Stay session state and search historical past: A significant journey website tracks and surfaces every consumer’s current searches in actual time throughout units. Each new question updates the session cache immediately, enabling customized outcomes and autofill at once.
Actual-time ML Characteristic Serving: A meals supply app updates options like driver location and prep occasions in milliseconds. These updates circulate straight into machine studying fashions and user-facing apps, bettering ETA accuracy and buyer expertise.
These are just some examples. Actual-time mode can help any workload that advantages from turning information into selections in milliseconds, from IoT sensor alerts and provide chain visibility to reside gaming telemetry and in-app personalization.
Getting Began with real-time mode
Actual-time mode is now obtainable in Public Preview on Databricks. In case you’re already utilizing Structured Streaming, you possibly can allow it with a single configuration and set off replace – no rewrites required.
To strive it out in DBR 16.4 or above:
- Create a cluster (we advocate Devoted Mode) on Databricks with Public Preview entry.
-
Allow real-time mode by setting the next Spark configuration:
-
Use the brand new set off in your question:
Checkpointing
The set off(RealTimeTrigger.apply(...)) choice allows the brand new real-time execution mode, permitting you to realize sub-second processing latencies. RealTimeTrigger accepts an argument that specifies how often the question checkpoints. For instance, set off(RealTimeTrigger.apply(“x minutes”)) By default, the checkpoint interval is 5 minutes, which works effectively for many use instances. Lowering this interval will increase checkpoint frequency, however could influence latency. Most streaming sources and sinks are supported, together with Kafka, Kinesis, and forEach for writing to exterior programs.
Abstract
Actual-time mode is good to be used instances that demand the bottom attainable latency. For a lot of analytical workloads, customary micro-batch mode could also be less expensive whereas nonetheless assembly latency necessities. Actual-time mode introduces slight system overhead, so we advocate utilizing it for latency-critical pipelines equivalent to these examples above. Assist for extra sources and sinks is increasing, and we’re actively working to broaden compatibility and additional cut back latency.

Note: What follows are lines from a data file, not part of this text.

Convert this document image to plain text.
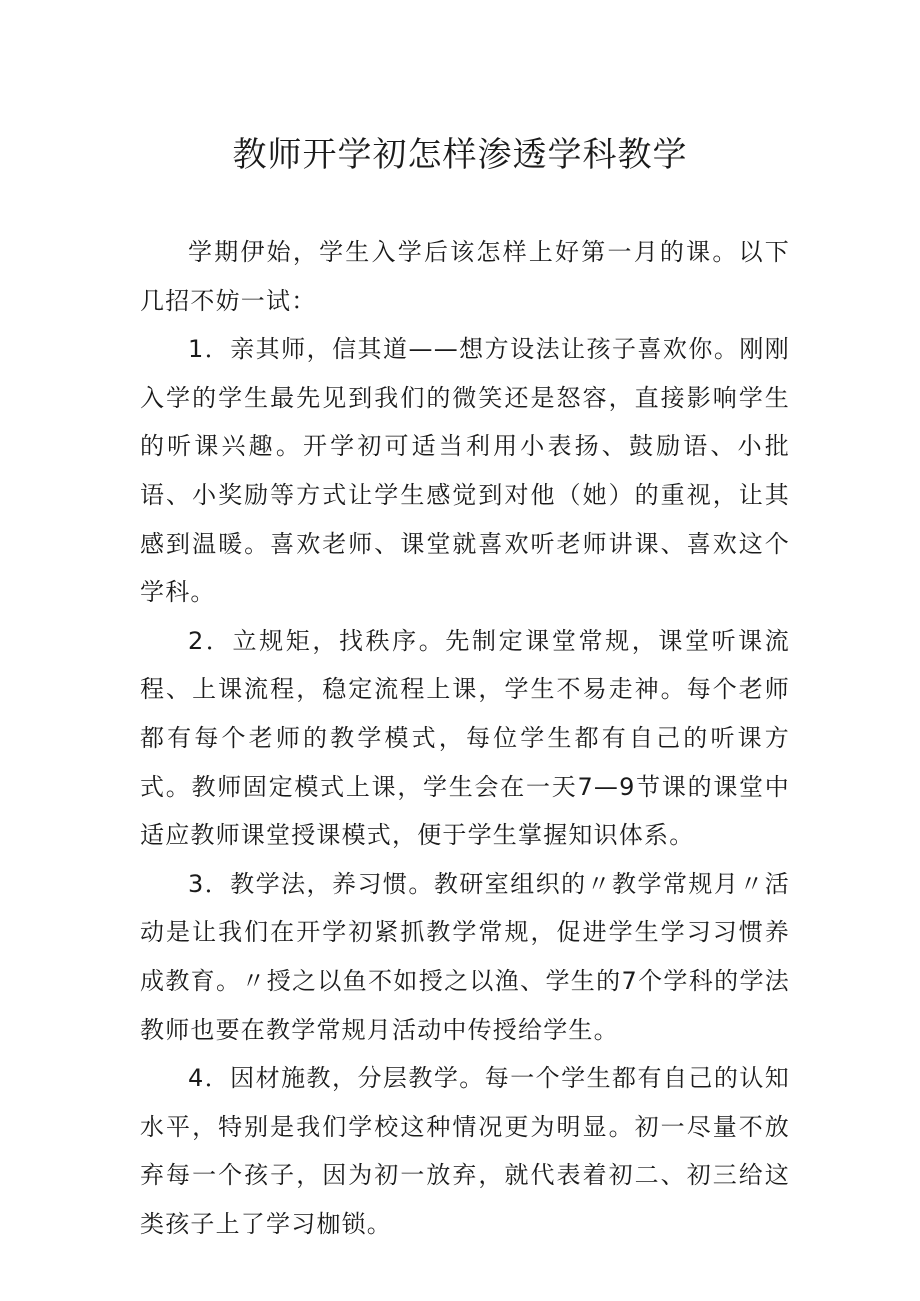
教师开学初怎样渗透学科教学

学期伊始，学生入学后该怎样上好第一月的课。以下几招不妨一试：

1．亲其师，信其道——想方设法让孩子喜欢你。刚刚入学的学生最先见到我们的微笑还是怒容，直接影响学生的听课兴趣。开学初可适当利用小表扬、鼓励语、小批语、小奖励等方式让学生感觉到对他（她）的重视，让其感到温暖。喜欢老师、课堂就喜欢听老师讲课、喜欢这个学科。

2．立规矩，找秩序。先制定课堂常规，课堂听课流程、上课流程，稳定流程上课，学生不易走神。每个老师都有每个老师的教学模式，每位学生都有自己的听课方式。教师固定模式上课，学生会在一天7—9节课的课堂中适应教师课堂授课模式，便于学生掌握知识体系。

3．教学法，养习惯。教研室组织的〃教学常规月〃活动是让我们在开学初紧抓教学常规，促进学生学习习惯养成教育。〃授之以鱼不如授之以渔、学生的7个学科的学法教师也要在教学常规月活动中传授给学生。

4．因材施教，分层教学。每一个学生都有自己的认知水平，特别是我们学校这种情况更为明显。初一尽量不放弃每一个孩子，因为初一放弃，就代表着初二、初三给这类孩子上了学习枷锁。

For extra particulars, please evaluate the real-time mode documentation for full implementation particulars, supported sources and sinks, and instance queries. You’ll discover all the pieces you must allow the brand new set off and configure your streaming workloads.
For a broader have a look at what’s new in Apache Spark 4.0, together with how real-time mode suits into the evolution of the engine, watch Michael Armbrust’s Spark 4.0 keynote from DAIS 2025. It covers the architectural shifts behind Spark’s subsequent chapter, with real-time mode as a core a part of the story.
To go deeper on the engineering behind real-time mode, watch our engineers’ technical deep dive session, which walks by way of the design and implementation.
And to see how real-time mode suits into the broader streaming technique on Databricks, take a look at the Complete Information to Streaming on the Information Intelligence Platform.